I hadn't realised Hill had released a new ghost story until I stumbled across it in my local library, and as Halloween is approaching I figured now would be the best time to borrow it. I'm a big fan of Gothic Literature that deals with themes such as re-animation and medical advancement gone wrong, like Mary Shelley's Frankenstein and Robert Louis Stevenson's The Body Snatcher, so I was excited to read Printer's Devil Court and be thoroughly creeped out.

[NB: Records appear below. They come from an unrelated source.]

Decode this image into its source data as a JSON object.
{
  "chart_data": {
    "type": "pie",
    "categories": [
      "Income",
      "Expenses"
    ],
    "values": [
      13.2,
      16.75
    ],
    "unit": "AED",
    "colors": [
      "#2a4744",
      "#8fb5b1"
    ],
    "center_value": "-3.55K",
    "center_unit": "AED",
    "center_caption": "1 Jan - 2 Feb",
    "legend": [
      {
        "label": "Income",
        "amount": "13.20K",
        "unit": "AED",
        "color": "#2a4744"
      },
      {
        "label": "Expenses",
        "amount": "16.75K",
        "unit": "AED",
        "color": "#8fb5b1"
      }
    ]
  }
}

Sadly, it just didn't work for me. I didn't find the story spooky in the slightest, though there were some parts that made me a little sad. For the most part I was just bored. It isn't a long story at all, and yet it took me two days to get through it because I didn't feel like I had to know what was going to happen next. In fact if it were any longer I probably would have given up because I found the narrator so dull - he could have been any narrator from any story and I wouldn't have noticed the difference - and there was also the unfortunate inclusion of the "beautiful dead woman", which is a trope I am so tired of seeing in stories. Especially stories with male protagonists. It's creepy, and frankly if I saw someone dead or almost dead my first thought wouldn't be to mention that they're hella cute.

On top of that the edition I read had quite a few mistakes and typing errors throughout that just threw me off. I don't expect to find so many mistakes in so little a book, especially not when it's been published. That's more the editor's fault than anyone else's and I know it doesn't really affect the story in any way, but I found it distracting.